Oil steadies amid surging virus cases and U.S.-China tensions

On Monday, Oil prices steadied as traders showed the positive impact of an OPEC+ deal on production against rising coronavirus cases and heightened tensions between communist China and the United States.

  1. U.S. crude rose 12 cents to $46.38 a barrel. 
  2. Brent crude rose 3 cents to $49.28 a barrel by 1:10 p.m. EST (1810 GMT). 

Both oil deals gained around 2% last week after OPEC+, including the Organization of the Petroleum Exporting Countries (OPEC) and its allies, agreed to raise output slightly from January but continue the majority of existing supply curbs.

“They’re remaining a bit stingy in terms of supplies during the peak northern hemisphere winter,” stated John Kilduff, partner at Again Capital LLC in New York.

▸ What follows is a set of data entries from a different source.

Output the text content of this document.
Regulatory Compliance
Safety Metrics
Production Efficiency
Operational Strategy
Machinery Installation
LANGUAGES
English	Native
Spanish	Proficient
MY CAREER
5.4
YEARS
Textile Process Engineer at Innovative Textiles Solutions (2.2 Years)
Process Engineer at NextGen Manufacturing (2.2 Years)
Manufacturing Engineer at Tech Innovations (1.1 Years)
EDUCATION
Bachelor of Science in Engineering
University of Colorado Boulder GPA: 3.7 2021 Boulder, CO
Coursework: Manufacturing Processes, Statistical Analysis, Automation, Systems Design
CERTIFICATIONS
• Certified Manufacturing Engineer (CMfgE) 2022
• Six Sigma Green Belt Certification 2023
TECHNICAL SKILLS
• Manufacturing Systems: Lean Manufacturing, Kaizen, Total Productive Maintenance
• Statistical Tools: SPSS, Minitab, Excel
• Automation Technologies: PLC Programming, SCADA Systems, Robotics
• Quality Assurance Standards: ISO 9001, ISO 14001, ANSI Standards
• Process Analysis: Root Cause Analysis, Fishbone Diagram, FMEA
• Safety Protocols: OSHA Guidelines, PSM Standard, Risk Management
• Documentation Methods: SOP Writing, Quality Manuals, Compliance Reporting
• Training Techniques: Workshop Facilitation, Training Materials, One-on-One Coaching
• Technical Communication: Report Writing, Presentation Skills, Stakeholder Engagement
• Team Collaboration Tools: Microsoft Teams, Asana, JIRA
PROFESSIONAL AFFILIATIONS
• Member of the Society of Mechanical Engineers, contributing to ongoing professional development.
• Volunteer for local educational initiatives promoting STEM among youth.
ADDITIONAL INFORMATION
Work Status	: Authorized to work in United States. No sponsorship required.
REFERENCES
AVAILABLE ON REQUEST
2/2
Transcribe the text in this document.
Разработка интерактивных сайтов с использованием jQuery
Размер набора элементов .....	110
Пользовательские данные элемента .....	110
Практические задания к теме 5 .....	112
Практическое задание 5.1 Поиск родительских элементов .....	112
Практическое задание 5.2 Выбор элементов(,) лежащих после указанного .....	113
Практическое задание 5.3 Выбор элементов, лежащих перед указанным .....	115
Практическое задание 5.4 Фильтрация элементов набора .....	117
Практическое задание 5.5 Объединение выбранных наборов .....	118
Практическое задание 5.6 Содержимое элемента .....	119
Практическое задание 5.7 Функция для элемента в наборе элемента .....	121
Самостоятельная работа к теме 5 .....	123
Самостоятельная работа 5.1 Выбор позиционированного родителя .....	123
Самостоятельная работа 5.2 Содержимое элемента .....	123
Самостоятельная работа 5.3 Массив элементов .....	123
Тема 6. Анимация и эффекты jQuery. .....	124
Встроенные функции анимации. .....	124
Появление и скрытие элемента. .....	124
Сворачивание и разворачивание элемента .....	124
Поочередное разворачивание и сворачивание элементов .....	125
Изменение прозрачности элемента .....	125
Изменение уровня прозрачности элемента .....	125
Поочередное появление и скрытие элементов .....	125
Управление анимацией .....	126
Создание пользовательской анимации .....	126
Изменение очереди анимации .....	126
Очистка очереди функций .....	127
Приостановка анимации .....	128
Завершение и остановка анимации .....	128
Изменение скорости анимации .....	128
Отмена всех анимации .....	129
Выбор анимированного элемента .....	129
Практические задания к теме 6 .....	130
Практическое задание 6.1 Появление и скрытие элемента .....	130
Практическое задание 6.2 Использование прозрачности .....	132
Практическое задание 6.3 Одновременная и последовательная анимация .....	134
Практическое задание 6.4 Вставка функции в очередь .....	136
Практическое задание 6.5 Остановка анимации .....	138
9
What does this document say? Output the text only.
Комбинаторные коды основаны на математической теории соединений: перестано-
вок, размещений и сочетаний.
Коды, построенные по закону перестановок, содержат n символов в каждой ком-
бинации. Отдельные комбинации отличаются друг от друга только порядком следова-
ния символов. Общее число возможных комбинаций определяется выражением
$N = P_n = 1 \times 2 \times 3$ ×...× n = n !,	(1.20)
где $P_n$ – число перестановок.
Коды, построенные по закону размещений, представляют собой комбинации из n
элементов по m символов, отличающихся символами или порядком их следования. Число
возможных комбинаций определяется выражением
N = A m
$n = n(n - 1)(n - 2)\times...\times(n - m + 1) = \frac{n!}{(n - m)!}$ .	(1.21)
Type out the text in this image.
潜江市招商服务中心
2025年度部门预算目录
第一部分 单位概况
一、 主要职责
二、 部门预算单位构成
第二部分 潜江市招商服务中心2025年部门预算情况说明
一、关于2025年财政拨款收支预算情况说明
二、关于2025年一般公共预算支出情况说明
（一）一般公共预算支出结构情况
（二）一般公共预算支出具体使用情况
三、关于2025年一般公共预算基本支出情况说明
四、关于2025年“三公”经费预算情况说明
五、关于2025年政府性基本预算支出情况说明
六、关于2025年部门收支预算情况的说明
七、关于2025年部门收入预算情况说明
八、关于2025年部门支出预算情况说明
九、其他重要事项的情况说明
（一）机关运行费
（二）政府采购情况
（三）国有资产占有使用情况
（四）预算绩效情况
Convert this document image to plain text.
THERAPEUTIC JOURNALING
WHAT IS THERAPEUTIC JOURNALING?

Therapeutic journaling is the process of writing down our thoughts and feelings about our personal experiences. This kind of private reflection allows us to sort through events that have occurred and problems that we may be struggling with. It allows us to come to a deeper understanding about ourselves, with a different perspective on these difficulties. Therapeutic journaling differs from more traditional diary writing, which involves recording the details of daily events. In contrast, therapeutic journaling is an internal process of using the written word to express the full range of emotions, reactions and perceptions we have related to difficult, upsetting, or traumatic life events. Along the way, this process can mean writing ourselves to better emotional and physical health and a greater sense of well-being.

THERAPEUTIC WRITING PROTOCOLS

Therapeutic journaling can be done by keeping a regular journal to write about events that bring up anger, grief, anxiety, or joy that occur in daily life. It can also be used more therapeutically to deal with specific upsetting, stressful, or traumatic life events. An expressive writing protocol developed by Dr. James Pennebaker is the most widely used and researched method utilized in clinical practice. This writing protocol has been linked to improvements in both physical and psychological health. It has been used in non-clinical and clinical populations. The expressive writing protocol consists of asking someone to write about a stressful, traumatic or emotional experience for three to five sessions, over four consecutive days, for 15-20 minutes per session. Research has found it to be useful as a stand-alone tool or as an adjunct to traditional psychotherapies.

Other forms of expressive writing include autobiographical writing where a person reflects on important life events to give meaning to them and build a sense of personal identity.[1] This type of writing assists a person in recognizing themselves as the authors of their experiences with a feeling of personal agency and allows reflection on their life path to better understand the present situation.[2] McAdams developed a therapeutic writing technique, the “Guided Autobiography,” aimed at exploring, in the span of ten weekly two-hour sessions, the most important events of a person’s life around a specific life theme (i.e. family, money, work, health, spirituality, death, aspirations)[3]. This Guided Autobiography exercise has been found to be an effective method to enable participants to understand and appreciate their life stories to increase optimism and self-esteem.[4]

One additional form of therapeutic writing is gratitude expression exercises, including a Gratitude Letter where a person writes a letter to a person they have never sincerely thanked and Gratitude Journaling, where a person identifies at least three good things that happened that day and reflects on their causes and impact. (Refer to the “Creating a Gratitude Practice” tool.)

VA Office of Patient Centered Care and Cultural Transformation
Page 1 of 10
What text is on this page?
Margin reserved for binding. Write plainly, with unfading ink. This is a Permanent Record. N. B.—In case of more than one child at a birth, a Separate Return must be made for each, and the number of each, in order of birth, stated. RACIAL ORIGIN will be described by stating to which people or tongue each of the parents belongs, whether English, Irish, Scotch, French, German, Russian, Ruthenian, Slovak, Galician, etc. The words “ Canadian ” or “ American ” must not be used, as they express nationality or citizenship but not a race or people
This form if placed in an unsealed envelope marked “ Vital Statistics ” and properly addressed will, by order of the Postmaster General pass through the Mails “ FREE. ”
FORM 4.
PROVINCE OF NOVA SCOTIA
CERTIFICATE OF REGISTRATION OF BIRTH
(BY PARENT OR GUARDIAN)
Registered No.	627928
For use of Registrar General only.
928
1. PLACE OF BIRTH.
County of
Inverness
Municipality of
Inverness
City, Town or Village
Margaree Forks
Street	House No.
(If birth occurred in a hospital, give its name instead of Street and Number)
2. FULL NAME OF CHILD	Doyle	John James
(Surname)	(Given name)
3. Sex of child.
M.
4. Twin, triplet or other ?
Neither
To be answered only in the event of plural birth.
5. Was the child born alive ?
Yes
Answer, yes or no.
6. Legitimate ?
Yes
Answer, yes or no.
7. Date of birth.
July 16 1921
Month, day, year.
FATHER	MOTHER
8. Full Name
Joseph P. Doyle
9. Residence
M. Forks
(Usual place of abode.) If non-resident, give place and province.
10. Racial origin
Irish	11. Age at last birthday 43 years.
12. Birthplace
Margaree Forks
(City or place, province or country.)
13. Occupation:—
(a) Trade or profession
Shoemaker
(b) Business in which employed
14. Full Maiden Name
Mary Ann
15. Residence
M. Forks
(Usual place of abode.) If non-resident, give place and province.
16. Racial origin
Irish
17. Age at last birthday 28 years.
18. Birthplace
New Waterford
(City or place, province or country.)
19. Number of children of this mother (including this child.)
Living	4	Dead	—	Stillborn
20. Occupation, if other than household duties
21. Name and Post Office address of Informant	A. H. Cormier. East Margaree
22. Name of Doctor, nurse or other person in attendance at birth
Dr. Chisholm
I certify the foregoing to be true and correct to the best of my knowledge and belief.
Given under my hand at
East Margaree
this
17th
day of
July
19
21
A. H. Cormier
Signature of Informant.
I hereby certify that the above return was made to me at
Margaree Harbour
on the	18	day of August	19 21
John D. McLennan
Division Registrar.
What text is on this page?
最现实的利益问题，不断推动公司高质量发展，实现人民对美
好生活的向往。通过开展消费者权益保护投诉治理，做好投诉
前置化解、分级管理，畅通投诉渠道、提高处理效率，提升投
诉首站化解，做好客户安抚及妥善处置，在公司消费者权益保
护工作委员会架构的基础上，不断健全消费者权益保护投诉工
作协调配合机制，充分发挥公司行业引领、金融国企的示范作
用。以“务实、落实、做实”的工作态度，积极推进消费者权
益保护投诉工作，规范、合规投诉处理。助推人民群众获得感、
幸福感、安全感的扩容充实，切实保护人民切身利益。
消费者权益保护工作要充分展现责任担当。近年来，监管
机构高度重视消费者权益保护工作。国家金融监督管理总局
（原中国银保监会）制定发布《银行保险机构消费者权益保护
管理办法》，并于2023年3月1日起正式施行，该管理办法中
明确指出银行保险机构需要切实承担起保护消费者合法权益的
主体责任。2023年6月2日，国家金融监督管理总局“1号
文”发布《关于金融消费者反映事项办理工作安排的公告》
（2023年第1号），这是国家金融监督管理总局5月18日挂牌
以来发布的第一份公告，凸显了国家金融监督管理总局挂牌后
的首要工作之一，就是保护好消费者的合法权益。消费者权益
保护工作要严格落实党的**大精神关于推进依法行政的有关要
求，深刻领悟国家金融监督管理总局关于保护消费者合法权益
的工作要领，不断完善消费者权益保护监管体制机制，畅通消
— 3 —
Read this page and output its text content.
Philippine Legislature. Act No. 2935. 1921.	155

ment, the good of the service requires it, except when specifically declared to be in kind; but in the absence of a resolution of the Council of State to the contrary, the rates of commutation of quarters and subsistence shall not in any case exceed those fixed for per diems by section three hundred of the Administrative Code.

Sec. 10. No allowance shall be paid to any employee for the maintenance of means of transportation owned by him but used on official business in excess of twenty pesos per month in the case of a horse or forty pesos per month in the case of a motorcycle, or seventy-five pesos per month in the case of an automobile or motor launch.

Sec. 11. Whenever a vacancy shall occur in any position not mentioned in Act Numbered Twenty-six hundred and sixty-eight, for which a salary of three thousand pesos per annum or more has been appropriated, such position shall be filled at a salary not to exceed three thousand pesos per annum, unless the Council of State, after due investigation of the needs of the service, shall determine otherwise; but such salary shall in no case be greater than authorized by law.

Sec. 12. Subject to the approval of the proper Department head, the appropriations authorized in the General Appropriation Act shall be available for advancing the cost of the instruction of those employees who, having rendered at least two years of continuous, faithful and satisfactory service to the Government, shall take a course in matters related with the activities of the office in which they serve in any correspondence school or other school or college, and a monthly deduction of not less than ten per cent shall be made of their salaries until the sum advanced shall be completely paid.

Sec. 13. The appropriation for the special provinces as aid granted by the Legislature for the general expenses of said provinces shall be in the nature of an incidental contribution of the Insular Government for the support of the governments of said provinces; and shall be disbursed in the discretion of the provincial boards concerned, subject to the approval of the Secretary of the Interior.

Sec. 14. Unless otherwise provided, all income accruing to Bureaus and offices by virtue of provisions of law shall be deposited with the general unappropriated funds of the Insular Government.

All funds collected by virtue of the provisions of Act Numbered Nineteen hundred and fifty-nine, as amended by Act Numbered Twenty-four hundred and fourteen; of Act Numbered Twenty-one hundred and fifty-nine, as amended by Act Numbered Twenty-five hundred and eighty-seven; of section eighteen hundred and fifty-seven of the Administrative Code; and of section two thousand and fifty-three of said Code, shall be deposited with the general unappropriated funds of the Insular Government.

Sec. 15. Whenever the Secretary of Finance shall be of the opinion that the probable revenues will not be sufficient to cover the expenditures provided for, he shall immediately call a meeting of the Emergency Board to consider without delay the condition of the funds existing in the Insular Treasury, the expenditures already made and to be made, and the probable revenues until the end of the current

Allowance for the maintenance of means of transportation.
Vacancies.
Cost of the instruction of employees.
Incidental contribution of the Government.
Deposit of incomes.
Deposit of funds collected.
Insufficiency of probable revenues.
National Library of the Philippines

In a report, capital Economics, an economic research company, assumes OPEC+ output will increase by less than the new agreement allows because of compensatory cuts and limited first-quarter demand.

Following OPEC+’s deal, Morgan Stanley raised their long-term Brent price forecast to $47.50 a barrel from $45. They also revised up their long-term WTI price forecast to $45 a barrel from $42.50.

However, prices came under some weight after we exclusively reported that the United States was planning to impose sanctions on at least a dozen Chinese officials over their role in Beijing’s disqualification of elected opposition lawmakers in Hong Kong.

Rising tensions between China and the United States, the world’s top oil consumers, have weighed repeatedly on the business in recent years.

China, the world’s top crude oil importer, has eased support for crude markets this year through imports. In the first 11 months of the year, China took in a total of 503.92 million tonnes, or 10.98 million BPD, up 9.5% from the corresponding period last year.

The country’s November oil imports rose from a month earlier, data from the General Administration of Customs showed on Monday.

Meanwhile, a surge in coronavirus cases globally has forced a series of renewed lockdowns, including strict new rules in the U.S. state of California and South Korea, and Germany.

U.S. gasoline consumption fell during the Thanksgiving holiday week to the lowest in more than 20 years, OPIS said, as lockdowns weighed on fuel consumption.

Elsewhere, Iran has notified its oil ministry to prepare installations for the production and sale of crude oil at full capacity within three months, state media said on Sunday.

“Adding to the burden on oil prices is the potential Iranian increase to production in three months,” said Edward Moya, senior market analyst at OANDA. “Iran is optimistic the U.S. will ease restrictions if they return to the 2015 nuclear deal.”